Война удивленно вскинул брови:
— Да, Свод, одуванчики и последний шанс. Но что из себя представляют куцые и поникшие от осенних холодов одуванчики, а что — последний подарок судьбы? Или вы питаете к этим растениям какие-то теплые чувства? Как интересно! То есть смерть человека не в счет, шанс не в счет, а вот придорожная трава… В таком случае хочу вас расстроить, Свод, столь приятные вам одуванчики под Эшенбурком были просто бурыми от его запекшейся крови.
Очнитесь! Посмотрите, Ричмонд, что с вами творится? С каждым днем вы из весельчака и прожиги превращаетесь в какое-то чудовище. Может быть, я не прав и это не вы, а наша земля или перешедший к вам от колдуньи дар проявляет в вас все низменное и нечистое? Сегодняшняя ночь перевернула все с ног на голову!
Климиха говорила, что в вас живет большая черная сила колдуна, и, если вы не перестанете пить, эта страшная и злая мощь, подобно браге, разорвет вашу душу и вырвется наружу большими несчастьями для всех.
— Климиха! — оживился пират, и его туманный взор снова наполнился мыслью. — Это ведь та старая леди, что выхаживала господина Патковского? Она сегодня была тут?
— Была, и смею вас уверить, если бы не она…
— Как она могла?
— Я не понимаю вас, Ричи…
— В моем сне. Она была в моем сне. Я же просил ее взять с собой Николоса, но она сказала, что он разбил голову и ему нет пути обратно. Даю слово чести, Якуб!
— Что вы несете, Свод? Послушайте себя сами, — Война встал. — Вы и честь?! …Вам надо отдохнуть. Я пришлю эту вашу, Михалину. Климиха сказала, чтобы именно она, а не Бронислава выхаживала вас. Я был против, но как там, у поэтов? «Каменную кожу его сердца пробьет зеленый росток»...
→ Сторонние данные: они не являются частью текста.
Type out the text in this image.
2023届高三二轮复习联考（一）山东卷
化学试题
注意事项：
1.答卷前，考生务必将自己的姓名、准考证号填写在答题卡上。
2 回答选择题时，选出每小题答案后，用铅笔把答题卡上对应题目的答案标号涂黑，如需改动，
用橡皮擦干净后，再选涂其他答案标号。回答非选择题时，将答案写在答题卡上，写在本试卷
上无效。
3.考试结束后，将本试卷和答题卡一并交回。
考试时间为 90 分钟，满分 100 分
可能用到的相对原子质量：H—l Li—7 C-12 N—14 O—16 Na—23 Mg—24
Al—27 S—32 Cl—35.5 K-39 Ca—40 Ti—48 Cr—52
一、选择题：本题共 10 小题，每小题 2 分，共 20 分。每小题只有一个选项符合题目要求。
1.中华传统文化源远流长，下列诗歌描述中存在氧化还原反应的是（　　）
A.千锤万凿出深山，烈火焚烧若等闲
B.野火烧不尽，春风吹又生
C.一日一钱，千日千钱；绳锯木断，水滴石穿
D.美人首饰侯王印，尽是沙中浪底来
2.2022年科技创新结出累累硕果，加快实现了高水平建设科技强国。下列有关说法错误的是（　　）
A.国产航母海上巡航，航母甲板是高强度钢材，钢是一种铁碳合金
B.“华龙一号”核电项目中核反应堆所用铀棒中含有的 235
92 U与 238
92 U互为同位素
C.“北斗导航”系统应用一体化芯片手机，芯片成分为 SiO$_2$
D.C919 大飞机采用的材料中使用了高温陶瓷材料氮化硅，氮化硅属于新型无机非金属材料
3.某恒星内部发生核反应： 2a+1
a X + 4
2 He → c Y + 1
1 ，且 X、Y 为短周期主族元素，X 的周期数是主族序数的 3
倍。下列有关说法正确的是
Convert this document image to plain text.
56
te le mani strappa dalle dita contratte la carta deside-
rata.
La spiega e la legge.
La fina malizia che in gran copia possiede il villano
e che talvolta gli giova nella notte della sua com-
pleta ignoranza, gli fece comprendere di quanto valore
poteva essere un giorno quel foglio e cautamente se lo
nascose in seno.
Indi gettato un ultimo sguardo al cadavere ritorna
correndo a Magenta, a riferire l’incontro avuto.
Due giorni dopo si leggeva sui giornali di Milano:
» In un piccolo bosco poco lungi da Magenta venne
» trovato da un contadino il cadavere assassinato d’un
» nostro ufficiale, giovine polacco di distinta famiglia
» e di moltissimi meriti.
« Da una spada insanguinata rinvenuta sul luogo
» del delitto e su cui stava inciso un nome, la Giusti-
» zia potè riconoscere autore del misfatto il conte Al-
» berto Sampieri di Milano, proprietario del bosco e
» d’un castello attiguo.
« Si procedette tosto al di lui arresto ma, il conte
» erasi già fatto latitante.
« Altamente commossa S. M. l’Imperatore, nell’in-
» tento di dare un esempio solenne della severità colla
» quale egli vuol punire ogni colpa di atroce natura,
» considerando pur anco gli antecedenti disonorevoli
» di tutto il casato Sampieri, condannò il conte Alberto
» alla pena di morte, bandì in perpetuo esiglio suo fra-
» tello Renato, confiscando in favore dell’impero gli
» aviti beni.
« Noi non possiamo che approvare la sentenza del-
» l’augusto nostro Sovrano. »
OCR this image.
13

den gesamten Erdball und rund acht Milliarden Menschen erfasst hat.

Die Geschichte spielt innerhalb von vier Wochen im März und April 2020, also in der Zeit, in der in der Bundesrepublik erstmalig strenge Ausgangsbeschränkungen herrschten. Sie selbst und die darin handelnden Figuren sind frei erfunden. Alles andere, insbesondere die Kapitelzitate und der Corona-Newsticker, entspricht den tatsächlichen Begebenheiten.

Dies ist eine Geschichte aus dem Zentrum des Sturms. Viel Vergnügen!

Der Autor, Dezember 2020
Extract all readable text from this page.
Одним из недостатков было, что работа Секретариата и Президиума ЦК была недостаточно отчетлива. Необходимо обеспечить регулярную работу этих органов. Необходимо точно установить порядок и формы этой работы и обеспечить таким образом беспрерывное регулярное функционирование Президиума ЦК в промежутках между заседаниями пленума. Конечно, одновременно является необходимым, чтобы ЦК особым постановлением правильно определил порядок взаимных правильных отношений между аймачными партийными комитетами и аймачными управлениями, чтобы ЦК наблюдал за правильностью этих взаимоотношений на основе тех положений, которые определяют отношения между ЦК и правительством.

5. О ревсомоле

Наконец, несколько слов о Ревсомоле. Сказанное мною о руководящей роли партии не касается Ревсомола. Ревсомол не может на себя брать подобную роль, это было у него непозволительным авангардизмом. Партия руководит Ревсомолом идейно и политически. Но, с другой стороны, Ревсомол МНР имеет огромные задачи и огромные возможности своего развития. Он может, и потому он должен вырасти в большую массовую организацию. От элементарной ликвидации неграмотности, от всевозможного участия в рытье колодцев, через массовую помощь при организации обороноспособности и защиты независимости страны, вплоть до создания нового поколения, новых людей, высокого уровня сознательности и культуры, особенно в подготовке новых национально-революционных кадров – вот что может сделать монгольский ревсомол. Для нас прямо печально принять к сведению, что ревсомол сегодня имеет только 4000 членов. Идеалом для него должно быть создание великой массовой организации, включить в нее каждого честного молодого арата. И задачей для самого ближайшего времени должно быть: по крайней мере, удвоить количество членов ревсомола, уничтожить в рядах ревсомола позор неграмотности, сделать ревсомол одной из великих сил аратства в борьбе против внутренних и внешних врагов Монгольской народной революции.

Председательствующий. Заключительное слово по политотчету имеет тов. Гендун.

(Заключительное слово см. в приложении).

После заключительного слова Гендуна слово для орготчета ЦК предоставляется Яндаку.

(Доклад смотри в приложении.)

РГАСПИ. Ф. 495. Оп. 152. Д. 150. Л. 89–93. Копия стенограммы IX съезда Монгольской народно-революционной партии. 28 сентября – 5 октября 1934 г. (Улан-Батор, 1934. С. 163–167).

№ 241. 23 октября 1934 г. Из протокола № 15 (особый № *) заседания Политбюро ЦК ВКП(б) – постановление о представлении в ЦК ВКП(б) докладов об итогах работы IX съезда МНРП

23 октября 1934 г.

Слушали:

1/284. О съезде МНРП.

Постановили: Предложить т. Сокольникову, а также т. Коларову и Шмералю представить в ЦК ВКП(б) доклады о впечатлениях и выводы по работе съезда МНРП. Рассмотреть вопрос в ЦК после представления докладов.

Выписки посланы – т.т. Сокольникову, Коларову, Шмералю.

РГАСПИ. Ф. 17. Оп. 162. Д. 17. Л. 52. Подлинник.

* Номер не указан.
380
Несчастья продолжались. Не зря говорят: «Пришла беда — отворяй ворота». Поздно вечером стало известно о кончине пана Патковского. Свод спал, его не стали будить и сообщили обо всем только утром. Уставший валяться в постели англичанин часто спрашивал: «Где пан Война»? Само собой, никто ему ничего не объяснял, да, откровенно говоря, не особенно-то панский гость и упорствовал в своих расспросах. Еще бы. Ведь он проводил время в обществе приставленной к нему Михалины.
Казик появлялся крайне редко. Прибежал утром, помог пану Своду одеться (скорее, это можно назвать «поприсутствовал в то время, когда пан одевался») и, получив ранее указание от Войны ничего не говорить иностранцу о том, что случилось в Патковицах, куда-то пропал на весь день.
Свод развлекался тем, что начал учить Михалину, неотступно следовавшую за ним, английским словам. Опыт у него был, ведь он каждодневно практиковался с Казиком. Это занятие увлекло Ричи и Михалину настолько, что хмурый осенний вечер пришел как-то уж очень неожиданно.
Как только окончательно стемнело, приехал Якуб и поведал Своду о том, что и пан Альберт Патковский отдал душу богу, а свое бренное и больное тело земле.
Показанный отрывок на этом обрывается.